Dylan Roberts, head of fisheries at GWCT, said: “During their migration through estuaries, they are at a crucial and highly sensitive stage of their life cycle as their bodies adjust to transferring from living in rivers to sea water.
“We are extremely concerned that these increasingly rare young fish may perish in the polluted waters.”
A containment and clean-up operation was launched by Poole Harbour Commissioners (PHC), which regulates activities in the harbour, after the leak.
In a statement, the PHC said it had received reports of oiled birds but there had been no known fatalities and monitoring was ongoing to assess the impact on the local habitats.
The PHC said: “Since the start of the process, 58km of shoreline has been assessed. We have received over 200 reports from five teams feeding into our Emergency Response Centre. PHC continue to monitor the harbour by helicopter, drones, boat and shore patrols.
“Latest reports show that the oil continues to dissipate, however some oil has come ashore in a small number of areas and PHC is in the process of clearing up these areas as and when recorded.
“Water and shellfish sampling is being carried out in Poole Harbour and we continue to monitor any impact on the environment. Key stakeholders in the fishing industry have been contacted.”
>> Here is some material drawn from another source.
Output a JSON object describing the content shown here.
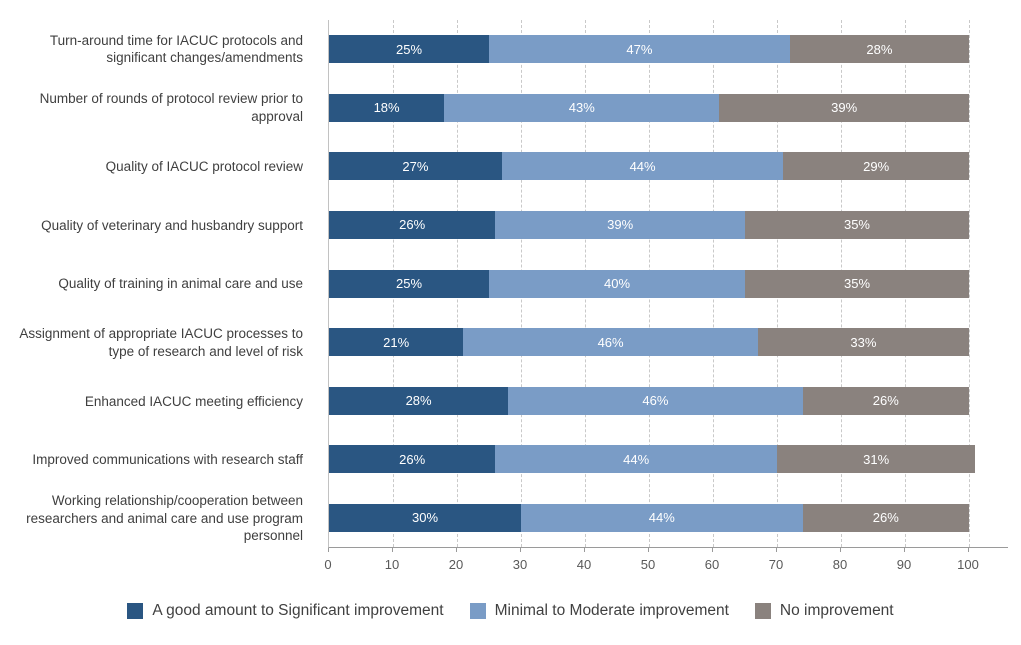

They continued: “As a precaution, the public are advised that they should still avoid using Poole Harbour for recreational purposes – including the hand gathering of shellfish – and continue to avoid bathing at beaches within Poole Harbour until further updates become available.
“Bournemouth, Christchurch and Poole Council has raised signage at Rockley Park, Lake Pier, Hamworthy Park, Baiter Slipway, Whitley Lake (Kite Beach) and the slipway at Lake Road to ask visitors not to swim in these areas until further notice.
“Signage has been put up by Dorset Council along the Studland beaches, Knowle Beach, South Beach, Ferry Road and Shell Bay asking visitors not to not to swim in these areas until further notice.”
Following an urgent question in the Commons on Monday, environment minister Rebecca Pow said that an investigation had been launched into the cause of the incident and to assess the environmental impact.
Environment groups have expressed anger and concern at the risk posed by oil facilities on the UK coast, particularly close to protected wildlife sites.
A small protest was held on Monday afternoon at Poole Quay with demonstrators unfurling a banner reading: “End fossil filth.”